The result, Bianco says, is that individual investors now face their “most important decision since the bear market began” in March 2000. “Do they sell and ‘cut their losses’,” he asks, “or continue to hold and ‘believe’ in the market?”
Bianco points out that for the last two months, equity funds have had outflows on a rolling 12-month basis for the first time since 1989. “The mutual-fund flow data suggests that investors are only now acting as if the profits from the 1990s bull market have been wiped out,” he wrote in a report last week.
If stock prices don’t bottom soon, Bianco warns, the risks will only increase. “If stocks continue to decline, it isn’t just ‘more of the same,’ as the public will have to decide if they believe in the stock market enough to take these losses. As history has shown, the public sells when their break-even point is reached.”
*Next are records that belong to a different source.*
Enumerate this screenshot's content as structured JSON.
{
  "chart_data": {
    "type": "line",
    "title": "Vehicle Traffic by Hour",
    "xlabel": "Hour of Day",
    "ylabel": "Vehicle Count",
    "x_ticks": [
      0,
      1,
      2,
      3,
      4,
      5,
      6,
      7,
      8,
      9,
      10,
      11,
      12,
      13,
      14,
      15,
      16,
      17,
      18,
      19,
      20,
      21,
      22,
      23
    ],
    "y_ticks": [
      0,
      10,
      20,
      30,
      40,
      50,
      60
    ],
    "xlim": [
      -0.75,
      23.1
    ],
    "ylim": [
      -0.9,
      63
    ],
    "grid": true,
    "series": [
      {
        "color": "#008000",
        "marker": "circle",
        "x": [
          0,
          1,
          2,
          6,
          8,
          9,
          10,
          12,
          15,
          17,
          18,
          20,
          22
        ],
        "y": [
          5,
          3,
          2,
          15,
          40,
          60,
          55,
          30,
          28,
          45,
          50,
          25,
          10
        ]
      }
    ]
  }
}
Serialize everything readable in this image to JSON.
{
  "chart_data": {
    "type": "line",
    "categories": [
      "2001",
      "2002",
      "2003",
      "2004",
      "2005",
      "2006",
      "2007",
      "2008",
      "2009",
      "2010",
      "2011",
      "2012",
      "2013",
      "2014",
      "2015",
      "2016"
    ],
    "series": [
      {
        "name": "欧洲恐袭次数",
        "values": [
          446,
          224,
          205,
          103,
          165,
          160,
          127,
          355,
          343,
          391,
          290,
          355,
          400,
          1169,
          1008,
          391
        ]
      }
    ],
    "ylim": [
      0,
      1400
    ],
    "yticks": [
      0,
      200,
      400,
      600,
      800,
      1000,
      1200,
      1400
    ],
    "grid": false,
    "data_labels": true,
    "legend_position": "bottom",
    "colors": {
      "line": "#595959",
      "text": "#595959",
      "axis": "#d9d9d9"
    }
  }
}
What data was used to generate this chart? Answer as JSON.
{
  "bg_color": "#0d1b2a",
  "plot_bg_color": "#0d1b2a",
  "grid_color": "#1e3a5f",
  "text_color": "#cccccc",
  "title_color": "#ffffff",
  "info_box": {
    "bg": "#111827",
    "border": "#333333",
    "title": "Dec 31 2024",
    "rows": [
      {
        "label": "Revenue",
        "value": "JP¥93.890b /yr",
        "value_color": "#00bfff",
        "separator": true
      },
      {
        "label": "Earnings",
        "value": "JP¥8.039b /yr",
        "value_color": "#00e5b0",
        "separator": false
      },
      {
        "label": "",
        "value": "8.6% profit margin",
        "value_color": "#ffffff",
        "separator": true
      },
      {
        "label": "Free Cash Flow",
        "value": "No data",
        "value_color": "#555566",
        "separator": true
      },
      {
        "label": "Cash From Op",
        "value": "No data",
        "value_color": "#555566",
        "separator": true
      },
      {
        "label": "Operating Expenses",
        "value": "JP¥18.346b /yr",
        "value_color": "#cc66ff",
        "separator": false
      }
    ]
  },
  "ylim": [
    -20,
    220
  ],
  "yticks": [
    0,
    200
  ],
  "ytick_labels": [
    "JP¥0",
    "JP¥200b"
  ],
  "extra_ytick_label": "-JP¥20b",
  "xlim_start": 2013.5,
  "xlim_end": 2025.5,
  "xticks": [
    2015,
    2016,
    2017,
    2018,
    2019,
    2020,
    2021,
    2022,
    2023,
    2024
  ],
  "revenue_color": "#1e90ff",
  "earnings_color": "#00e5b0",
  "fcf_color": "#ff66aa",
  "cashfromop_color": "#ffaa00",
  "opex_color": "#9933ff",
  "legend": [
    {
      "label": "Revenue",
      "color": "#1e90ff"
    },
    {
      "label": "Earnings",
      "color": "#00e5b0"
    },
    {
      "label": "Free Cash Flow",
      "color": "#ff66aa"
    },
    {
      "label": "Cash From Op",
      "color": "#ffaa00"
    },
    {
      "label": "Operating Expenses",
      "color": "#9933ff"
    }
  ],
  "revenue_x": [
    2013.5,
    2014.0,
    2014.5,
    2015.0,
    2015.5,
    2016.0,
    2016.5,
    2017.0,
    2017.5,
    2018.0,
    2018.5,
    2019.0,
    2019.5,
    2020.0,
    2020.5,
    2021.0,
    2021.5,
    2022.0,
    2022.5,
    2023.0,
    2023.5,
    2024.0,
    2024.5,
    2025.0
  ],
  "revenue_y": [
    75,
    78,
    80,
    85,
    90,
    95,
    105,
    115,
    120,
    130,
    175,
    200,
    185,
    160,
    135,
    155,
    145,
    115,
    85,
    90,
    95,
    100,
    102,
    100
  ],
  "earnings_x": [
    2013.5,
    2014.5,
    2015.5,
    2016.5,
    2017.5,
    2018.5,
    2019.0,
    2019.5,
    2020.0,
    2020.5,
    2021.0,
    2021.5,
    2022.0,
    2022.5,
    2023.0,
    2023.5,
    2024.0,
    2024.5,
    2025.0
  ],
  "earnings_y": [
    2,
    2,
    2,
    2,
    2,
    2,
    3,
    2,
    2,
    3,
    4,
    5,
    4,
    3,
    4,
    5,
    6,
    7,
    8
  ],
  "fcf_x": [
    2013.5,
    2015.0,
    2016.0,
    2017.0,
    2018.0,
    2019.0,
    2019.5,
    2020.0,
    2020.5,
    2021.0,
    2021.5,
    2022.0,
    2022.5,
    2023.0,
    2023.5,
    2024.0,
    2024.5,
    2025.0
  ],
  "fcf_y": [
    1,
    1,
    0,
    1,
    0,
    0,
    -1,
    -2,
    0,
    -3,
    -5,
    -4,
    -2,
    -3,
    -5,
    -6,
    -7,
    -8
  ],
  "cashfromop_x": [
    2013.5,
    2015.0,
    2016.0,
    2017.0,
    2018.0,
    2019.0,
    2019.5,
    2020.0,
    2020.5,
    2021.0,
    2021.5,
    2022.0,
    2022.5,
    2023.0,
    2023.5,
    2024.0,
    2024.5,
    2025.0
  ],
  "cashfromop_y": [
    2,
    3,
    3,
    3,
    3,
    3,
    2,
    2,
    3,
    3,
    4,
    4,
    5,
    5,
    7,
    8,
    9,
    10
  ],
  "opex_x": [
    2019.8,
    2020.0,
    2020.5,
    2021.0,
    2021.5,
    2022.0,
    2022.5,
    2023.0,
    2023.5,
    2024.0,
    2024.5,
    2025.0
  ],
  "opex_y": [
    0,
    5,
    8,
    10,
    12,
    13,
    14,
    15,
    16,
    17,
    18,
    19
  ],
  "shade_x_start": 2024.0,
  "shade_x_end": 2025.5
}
That, of course, would be unfortunate for the beleaguered equity markets. “I really think this is nasty and getting nastier as we speak,” Bianco said in an interview. “The financial markets are worried that something big is brewing out there,” citing in particular fears of a liquidity crisis involving a large bank with significant derivatives exposure, like J.P. Morgan Chase or Commerzbank.
The market’s best hope, he says, is for stocks to make a definitive bottom in October. “The situation is getting extreme — and part of that is the public is now out of profits. And historically, this is when they hit the sell button.”